I too, get swept up in the glamour of it all. Just like Gossip girl, I see these people’s lives of unimaginable wealth, with anything they desire at their fingertips, and I’m envious. Going to the finest schools, dressing in the finest clothes, mowing down bitches in the Rolls Royce, just another day at the office for these East Eggers/Upper East Siders. It’s a different world from my townhouse living, student debt having, surviving on credit cards before I got a job life. The last time I was in New York I was walking down the street to the Met and a toddler hopped out of his mom’s Porsche SUV and slammed the door into a nearby tree. After inspecting the damage, mom didn’t bat an eye. Which can either be a sign of poor parenting or they just have that much money that a new door or hell, even a new Porsche is like chump change. It’s hard to believe that some people actually live like that.

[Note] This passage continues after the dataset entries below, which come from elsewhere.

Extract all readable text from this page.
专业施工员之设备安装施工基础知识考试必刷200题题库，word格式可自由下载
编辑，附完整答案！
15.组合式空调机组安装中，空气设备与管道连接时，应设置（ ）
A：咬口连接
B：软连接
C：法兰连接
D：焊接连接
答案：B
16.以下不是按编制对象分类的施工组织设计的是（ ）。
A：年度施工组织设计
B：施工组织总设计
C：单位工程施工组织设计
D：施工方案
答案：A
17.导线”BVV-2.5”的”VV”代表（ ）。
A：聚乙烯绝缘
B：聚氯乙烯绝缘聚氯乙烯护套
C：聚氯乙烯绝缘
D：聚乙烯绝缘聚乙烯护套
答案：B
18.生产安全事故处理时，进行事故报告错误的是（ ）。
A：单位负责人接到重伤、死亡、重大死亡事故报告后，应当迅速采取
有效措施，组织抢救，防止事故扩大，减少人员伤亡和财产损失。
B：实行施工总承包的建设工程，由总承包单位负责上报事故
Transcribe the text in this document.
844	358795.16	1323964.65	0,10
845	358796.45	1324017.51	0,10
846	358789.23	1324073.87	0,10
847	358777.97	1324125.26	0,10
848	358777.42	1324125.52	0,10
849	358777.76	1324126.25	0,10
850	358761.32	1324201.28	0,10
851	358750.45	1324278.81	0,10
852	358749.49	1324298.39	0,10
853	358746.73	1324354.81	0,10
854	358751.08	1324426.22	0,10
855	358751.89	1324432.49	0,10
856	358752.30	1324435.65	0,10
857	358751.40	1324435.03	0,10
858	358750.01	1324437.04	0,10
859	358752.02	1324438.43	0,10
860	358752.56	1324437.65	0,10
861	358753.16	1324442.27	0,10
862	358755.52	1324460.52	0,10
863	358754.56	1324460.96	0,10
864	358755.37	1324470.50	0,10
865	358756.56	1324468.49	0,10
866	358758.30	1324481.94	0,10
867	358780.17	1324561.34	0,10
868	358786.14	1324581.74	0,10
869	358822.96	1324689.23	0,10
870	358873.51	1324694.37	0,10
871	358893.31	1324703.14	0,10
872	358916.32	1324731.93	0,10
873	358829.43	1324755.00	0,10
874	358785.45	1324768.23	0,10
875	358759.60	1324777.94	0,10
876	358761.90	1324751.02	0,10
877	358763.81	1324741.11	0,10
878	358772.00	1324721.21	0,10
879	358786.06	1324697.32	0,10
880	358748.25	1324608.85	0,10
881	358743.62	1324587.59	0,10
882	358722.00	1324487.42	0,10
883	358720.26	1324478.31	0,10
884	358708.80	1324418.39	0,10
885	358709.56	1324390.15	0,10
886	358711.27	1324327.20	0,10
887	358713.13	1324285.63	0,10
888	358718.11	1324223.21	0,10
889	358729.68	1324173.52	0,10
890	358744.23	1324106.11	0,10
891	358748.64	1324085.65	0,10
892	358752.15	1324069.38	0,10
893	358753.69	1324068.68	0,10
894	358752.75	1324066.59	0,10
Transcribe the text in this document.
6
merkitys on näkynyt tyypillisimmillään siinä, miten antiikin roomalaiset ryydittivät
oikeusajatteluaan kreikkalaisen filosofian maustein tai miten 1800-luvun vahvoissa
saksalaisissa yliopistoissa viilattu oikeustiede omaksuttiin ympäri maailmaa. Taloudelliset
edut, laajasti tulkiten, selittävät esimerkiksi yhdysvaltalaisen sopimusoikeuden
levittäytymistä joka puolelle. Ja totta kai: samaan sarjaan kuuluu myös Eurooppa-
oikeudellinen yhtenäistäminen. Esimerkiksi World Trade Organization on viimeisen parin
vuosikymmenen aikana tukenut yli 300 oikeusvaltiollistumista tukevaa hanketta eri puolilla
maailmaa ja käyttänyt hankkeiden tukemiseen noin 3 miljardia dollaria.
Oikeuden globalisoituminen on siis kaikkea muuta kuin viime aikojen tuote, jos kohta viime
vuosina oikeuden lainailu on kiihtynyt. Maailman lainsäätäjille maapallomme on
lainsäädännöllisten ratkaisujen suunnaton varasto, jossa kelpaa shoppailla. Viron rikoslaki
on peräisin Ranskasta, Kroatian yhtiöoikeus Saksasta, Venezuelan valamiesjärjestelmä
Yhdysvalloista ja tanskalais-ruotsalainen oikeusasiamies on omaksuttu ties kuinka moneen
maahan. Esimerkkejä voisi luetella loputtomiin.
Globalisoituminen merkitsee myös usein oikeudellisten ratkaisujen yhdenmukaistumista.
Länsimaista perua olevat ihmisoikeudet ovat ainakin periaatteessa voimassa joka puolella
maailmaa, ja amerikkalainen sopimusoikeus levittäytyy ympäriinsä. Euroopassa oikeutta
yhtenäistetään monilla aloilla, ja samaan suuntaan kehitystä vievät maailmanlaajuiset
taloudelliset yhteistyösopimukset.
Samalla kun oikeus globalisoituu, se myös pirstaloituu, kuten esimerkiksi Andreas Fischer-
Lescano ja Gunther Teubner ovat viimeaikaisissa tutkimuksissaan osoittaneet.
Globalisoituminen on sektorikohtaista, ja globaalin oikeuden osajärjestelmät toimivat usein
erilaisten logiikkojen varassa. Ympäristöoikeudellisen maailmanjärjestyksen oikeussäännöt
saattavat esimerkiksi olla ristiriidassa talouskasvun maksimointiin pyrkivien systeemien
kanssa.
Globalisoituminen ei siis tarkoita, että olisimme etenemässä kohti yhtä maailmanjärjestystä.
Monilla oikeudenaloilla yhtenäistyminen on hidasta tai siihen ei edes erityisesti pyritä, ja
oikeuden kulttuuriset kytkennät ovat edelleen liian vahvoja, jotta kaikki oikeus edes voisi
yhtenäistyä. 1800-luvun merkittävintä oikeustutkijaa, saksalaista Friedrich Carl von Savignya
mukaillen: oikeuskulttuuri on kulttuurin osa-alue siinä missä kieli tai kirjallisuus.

That’s Gatsby and Daisy’s world, whether or not Nick wants a part of it. I think that Fitzgerald does a great job of capturing the shallowness of the characters. Especially Gatsby, who because he throws lavish parties and lives in a gaudy mansion (in West Egg, gross) believes he can just waltz back into Daisy’s life and get her to leave Tom? Yes, Tom is an asshat, I won’t fight you there, but what the hell dude? Move on! It’s been like, a million years, and if she wouldn’t wait for you because you were poor then she sounds like a bit of a cunt, no? If it were me I would want her to stay with Tom while I kept throwing those parties and married someone else even hotter just so she could see what she was missing. Duh. That’s the only logical way to fight those snotty kids from the east side of Louisville.

I got similarly upset at Pip when we had to read Great Expectations but for very different reasons. What is my beef with classic literature? I don’t know but I have a feeling I’ll be reading more of it and ranting to you all. Since all that shit is free on the Kindle. Boom.

2 thoughts on “Kash’s #CBR5 Review #17: The Great Gatsby by F. Scott Fitzgerald

  1. I’m so glad that you didn’t like Nick. I always pictured Nick as Sam Waterston, and while I love Jack McCoy, I just couldn’t like Nick, and I always felt like there was something wrong with me. Nick complains about how Daisy and Tom ruin people’s lives and then just leave town; I think sometimes he was just as complicit. Great review.